Leonardo DiCaprio won the comedy/musical actor award, which doesn’t necessarily mean much for the Oscar race — he’s a latecomer, and The Wolf of Wall Street is an extremely divisive movie among Academy members. But if anyone can take Redford’s spot, it might be him. The Globes ceremony might be considered an Oscar wake-up call for Redford, but there’s not much he can do about it now. With nominations voting closed, he’s already either in or out.
Jared Leto’s depiction of a charismatic transgender prostitute in Dallas Buyers Club made him the frontrunner for the supporting actor Oscar, and after his win at the Globes he still is. That’s the thing about being a front-runner — you’re expected to win everything. The race only starts to change if you don’t.
Jennifer Lawrence’s Globe might create the impression she is also well ahead of the pack in the supporting actress race. She stands a good shot, even though there’s a lot of enthusiasm in the Academy for Nyong’o. If Lawrence keeps up the momentum, she could easily find herself with back to back Academy wins after claiming Best Actress last year for Silver Linings Playbook.
EW’s PRIZEFIGHTER SCORE CARD
Earlier in the week, I published a list of predictions for the Globes — and in this game I think it’s always nice to stay accountable. So how’d I do?

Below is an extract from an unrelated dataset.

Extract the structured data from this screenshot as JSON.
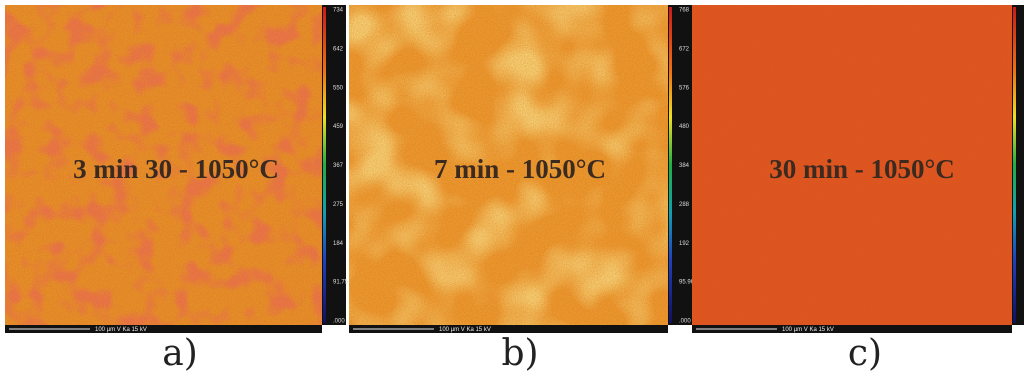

Out of 14 movie categories, I got nine correct. But out of the five I missed, I correctly listed the eventual winner as the “Possible Surprise” in four of them. I was completely wrong only in one category — original score.
In the Best Film races, I got American Hustle right for musical/comedy, but in drama thought Gravity would win over 12 Years a Slave.
Given how inscrutable the HFPA can be, I’ll take it.